National Geographic presents the new documentary on the island’s corals and underwater wonders
The Tremiti Islands archipelago is located only 20 km from the Northern coast of Gargano, the spur of the Italian boot. It is part of the Gargano National Park and a pearl of the Adriatic Sea. A world of raggedy cliffs, sandy coves and thick pine woods, surrounded by the cobalt-blue sea. Moreover, its crystalline waters store an incredible treasure of corals. Now we can all appreciate its unique importance for the ecosystem and its beauty on the Italian website of the National Geographic Society. It released a new documentary, ‘The hidden treasure of the Tremiti Islands‘, based on the research of Giovanni Chimienti.

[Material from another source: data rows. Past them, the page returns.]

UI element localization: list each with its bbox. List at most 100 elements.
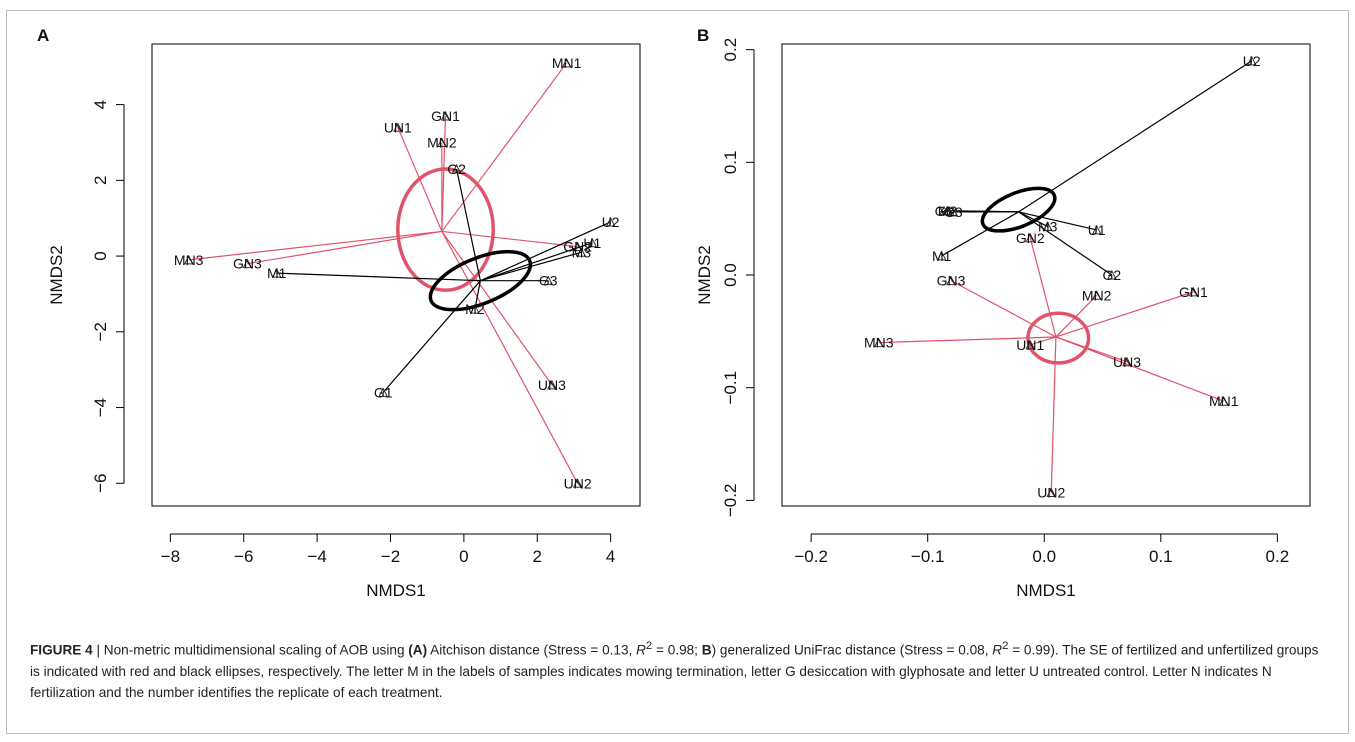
caption-text-3: = 0.98; [652, 642, 702, 658]
y-axis: −0.2 −0.1 0.0 0.1 0.2 NMDS2 [695, 38, 755, 518]
se-ellipse [1026, 311, 1091, 365]
spider-segment [441, 231, 579, 484]
sample-marker [561, 57, 572, 68]
y-tick-label: 2 [91, 176, 110, 185]
se-ellipse [396, 167, 495, 292]
sample-marker [271, 267, 282, 278]
sample-marker [547, 379, 557, 390]
sample-label: MN3 [864, 335, 894, 351]
sample-label: U2 [1243, 53, 1261, 69]
sample-label: MN3 [174, 252, 204, 268]
x-tick-label: 0.0 [1032, 547, 1056, 566]
sample-label: M3 [1038, 219, 1058, 235]
spider-segment [1018, 211, 1049, 228]
sample-marker [437, 137, 447, 147]
x-tick-label: −4 [307, 547, 326, 566]
caption-separator: | [92, 642, 104, 658]
caption-r2-b: R [992, 642, 1003, 658]
spider-segment [1029, 237, 1057, 338]
spider-segment [950, 280, 1057, 338]
sample-label: M2 [465, 301, 485, 317]
sample-marker [1042, 221, 1053, 232]
spider-segment [382, 280, 481, 393]
sample-label: G1 [374, 384, 393, 400]
sample-label: U2 [602, 214, 620, 230]
sample-marker [946, 275, 956, 286]
sample-label: M1 [932, 248, 952, 264]
sample-marker [1046, 487, 1057, 497]
x-tick-label: 0.2 [1266, 547, 1290, 566]
caption-text-5: = 0.99). The SE of fertilized and unfert… [30, 642, 1319, 700]
sample-label: G2 [1103, 267, 1122, 283]
spider-segment [276, 272, 481, 282]
spider-segment [441, 230, 578, 248]
sample-label: GN2 [1016, 230, 1045, 246]
y-tick-label: −0.1 [721, 371, 740, 405]
sample-marker [605, 216, 616, 227]
sample-label: MN1 [552, 55, 582, 71]
spider-segment [1018, 60, 1253, 213]
caption-panel-a-ref: (A) [408, 642, 428, 658]
sample-label: MN1 [1209, 393, 1239, 409]
sample-label: UN3 [1113, 354, 1141, 370]
sample-marker [393, 122, 403, 132]
spider-segment [441, 62, 568, 232]
sample-marker [1091, 224, 1102, 235]
y-tick-label: −6 [91, 474, 110, 493]
sample-marker [948, 206, 959, 217]
sample-marker [1107, 269, 1117, 280]
sample-label: UN1 [384, 119, 412, 135]
sample-label: U1 [583, 235, 601, 251]
sample-label: MN2 [427, 134, 457, 150]
sample-label: GN3 [233, 256, 262, 272]
sample-marker [1122, 356, 1132, 367]
caption-r2-b-sup: 2 [1002, 640, 1009, 652]
sample-marker [242, 258, 253, 269]
sample-label: G3 [944, 204, 963, 220]
x-tick-label: −2 [381, 547, 400, 566]
caption-r2-a: R [636, 642, 646, 658]
x-tick-label: 0 [459, 547, 468, 566]
y-axis-label: NMDS2 [47, 245, 66, 305]
sample-marker [1188, 286, 1199, 297]
spider-segment [1018, 211, 1097, 231]
spider-segment [455, 168, 481, 281]
caption-r2-a-sup: 2 [645, 640, 653, 652]
spider-segment [441, 231, 553, 386]
x-tick-label: 0.1 [1149, 547, 1173, 566]
spider-segment [941, 211, 1019, 257]
sample-label: GN1 [431, 108, 460, 124]
spider-segment [480, 221, 611, 282]
caption-text-2: Aitchison distance (Stress = 0.13, [427, 642, 637, 658]
spider-segment [1030, 336, 1057, 346]
x-tick-label: −6 [234, 547, 253, 566]
sample-label: GN3 [937, 273, 966, 289]
caption-text-1: Non-metric multidimensional scaling of A… [103, 642, 409, 658]
y-tick-label: 0.2 [721, 38, 740, 62]
chart-panel-b: −0.2 −0.1 0.0 0.1 0.2 NMDS1 −0.2 −0.1 0.0 0.1 0.2 N… [695, 38, 1311, 600]
sample-marker [440, 110, 451, 121]
sample-label: G2 [447, 161, 466, 177]
spider-segment [1050, 336, 1057, 493]
y-tick-label: −0.2 [721, 484, 740, 518]
y-axis-label: NMDS2 [695, 245, 714, 305]
x-axis: −0.2 −0.1 0.0 0.1 0.2 NMDS1 [794, 533, 1290, 600]
sample-label: GN1 [1179, 284, 1208, 300]
caption-figure-label: FIGURE 4 [30, 642, 93, 658]
sample-marker [1025, 232, 1036, 243]
figure-frame [6, 10, 1349, 734]
plot-frame [781, 43, 1311, 507]
x-axis: −8 −6 −4 −2 0 2 4 NMDS1 [161, 533, 615, 600]
plot-frame [151, 43, 641, 507]
chart-panel-a: −8 −6 −4 −2 0 2 4 NMDS1 −6 −4 −2 0 2 4 NMDS2 MN1 GN1 UN1 M… [47, 43, 641, 600]
spider-segment [247, 230, 442, 265]
sample-marker [1246, 55, 1257, 66]
sample-marker [873, 337, 884, 348]
sample-marker [543, 275, 554, 286]
x-tick-label: −8 [161, 547, 180, 566]
sample-marker [470, 303, 480, 314]
y-tick-label: 0.1 [721, 150, 740, 174]
group-fertilized: GN3 GN2 MN2 GN1 MN3 UN1 UN3 MN1 UN2 [864, 230, 1239, 501]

The archipelago is made of five islands. San Nicola is the historical, religious, and administrative heart of the archipelago. San Domino, of indescribable beauty, is the largest and most scenic island. Its coastline is characterized by the presence of several caves. Capraia is the second-largest island. It is completely wild and uninhabited. Cretaccio, between the first three, is simply a large uninhabited rock, which, according to a legend, is haunted by ghosts. Pianosa, much further out at sea compared with the others, is a deserted island. It is just a rocky plane but it has extraordinary environmental importance. Indeed, it is the most protected under the Marine Protected Area established in 1989 to preserve the exceptional variety of underwater plant life.
Underwater wonders that Chimienti, National Geographic Explorer and researcher at Bari University and CoNISMa (National Interuniversity Consortium for Marine Sciences), explored and told in his documentary that is now available on nationalgeographic.it.
It tells the results of the study conducted on black corals found in the seabed of the Marine Protected Area, thanks to a project financed by Gargano National Park and the National Geographic Society.
Chimienti and his team discovered a forest of black corals, made up of about 800 colonies scattered in three different sites around the islands. The coral appears white, the color of the octopuses that cover the organism when it is alive. However, the structure of the coral that hosts the colony of octopuses is black.
Chimienti explained: “With this documentary, we wanted to tell a story that talks about scientific research, corals, nature conservation but also about commitment, dedication, stubbornness, and dreams, in one of the most beautiful places in the Mediterranean: the Tremiti Islands Marine Protected Area. In addition to highlighting already-known beauties, the documentary also shows hidden treasures, those which most people probably do not normally see but which exist in the mosaic of biodiversity and submerged landscapes that the Reserve hosts.”